Ok, I’m no Martha Stewart, but that’s not the point of this rambling. The point came to me when Martha talked about her schooldays, when she and her CLASSMATES handed Valentines to each other. 

That term, “Classmates, “got caught in my old coot filter. It’s a word I never used, or heard when I was growing up. We simply said – kids in our class. We speak a slightly different language, us people of vintage age. We never said siblings either; we had brothers and sisters, not sibs. Just like today; we don’t use the word spouse; it’s husband or wife. We’re out of step; but our Valentine’s Day had much greater significance than it does today.

Back then Valentine’s Day was a report card, an annual evaluation of our behavior by our peers. A kid in class, in our case Phyllis Otis, brought in a cardboard box decorated with red and white crepe paper with a heart shaped slot in the top a week before the big day. It was perched on a table at the front of the room.

Each morning we were allowed to make a deposit. I, like the rest of the “chickens,” would drop in one or two joke cards every day or so. A special card for a heartthrob never made it until the very last day, if it made it at all. 

A few times in my years at grade school I mustered enough courage to buy a mushy card, sign it, and bring it to class, only to answer the dismissal bell with it safely hidden in my pocket. 

When the big day came, the box seemed to glow and vibrate, as though alive, holding its secrets in silence. The teacher called a halt to formal classroom activity late in the afternoon. Homemade cookies and glasses of juice were passed around. The box was moved to her desk, the lid opened, and the distribution ritual began. 

One by one, valentines were pulled from the box.

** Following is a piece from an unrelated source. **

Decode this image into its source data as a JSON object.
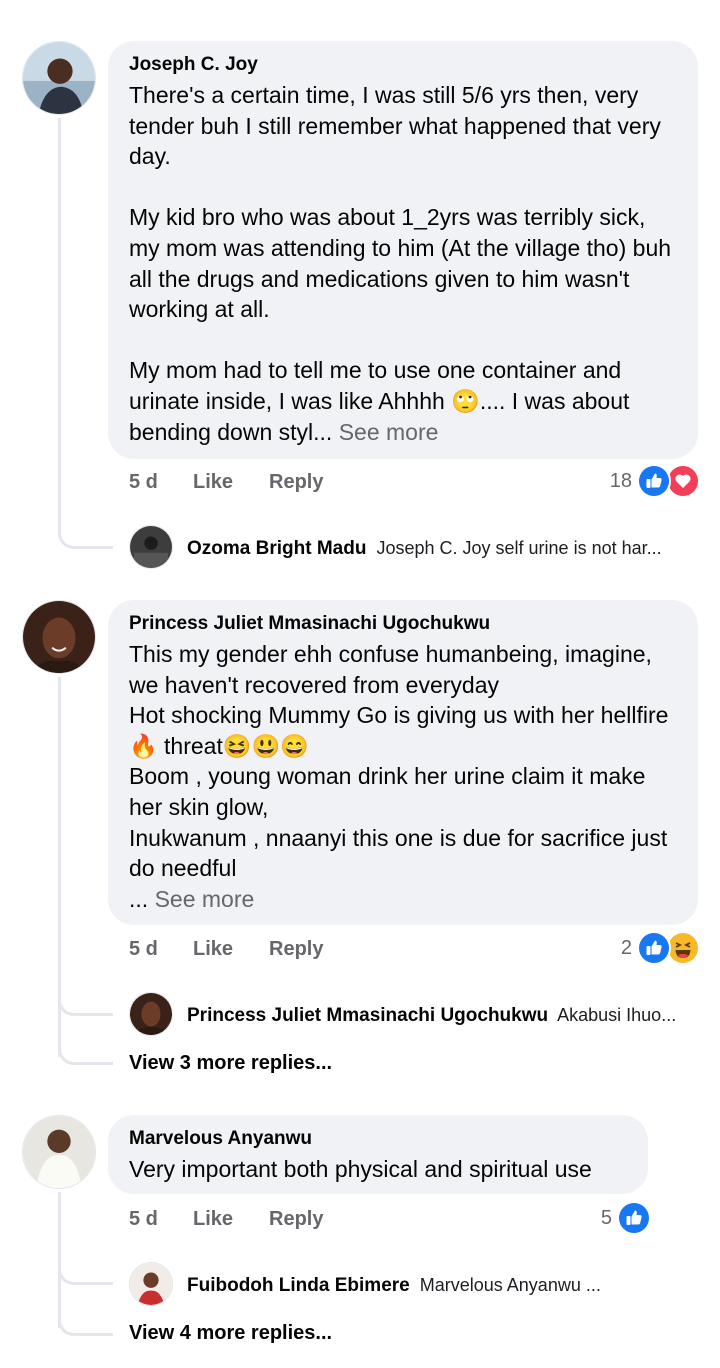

She (all teachers were women in my school) called out the name on the envelope, and when summoned, we made our way to the front of the room, grabbed the treasure with a sweaty hand and sheepishly returned to our seats, depositing the card on the top of our desk unopened. 

After fetching our “first” card of the day we breathed a sigh of relief, knowing we would not suffer the humiliation of “getting stiffed” by the entire class. The respite was brief, and the tension returned as we remembered the sentimental mushy card we had signed, sealed and deposited in the box.

Valentine’s Day was a day of atonement. If you’d been a jerk, teased the girls, overdid the “double-dares” to the boys or was a tattletale, then it was likely you could sit through the entire valentine distribution ritual without hearing your name. You became a victim of a Saint Valentine’s Day massacre. Then you learned the meaning of, “You reap what you sow.” 

It’s different today; kids are required to bring a valentine for every kid in class. They miss out on a valuable life lesson.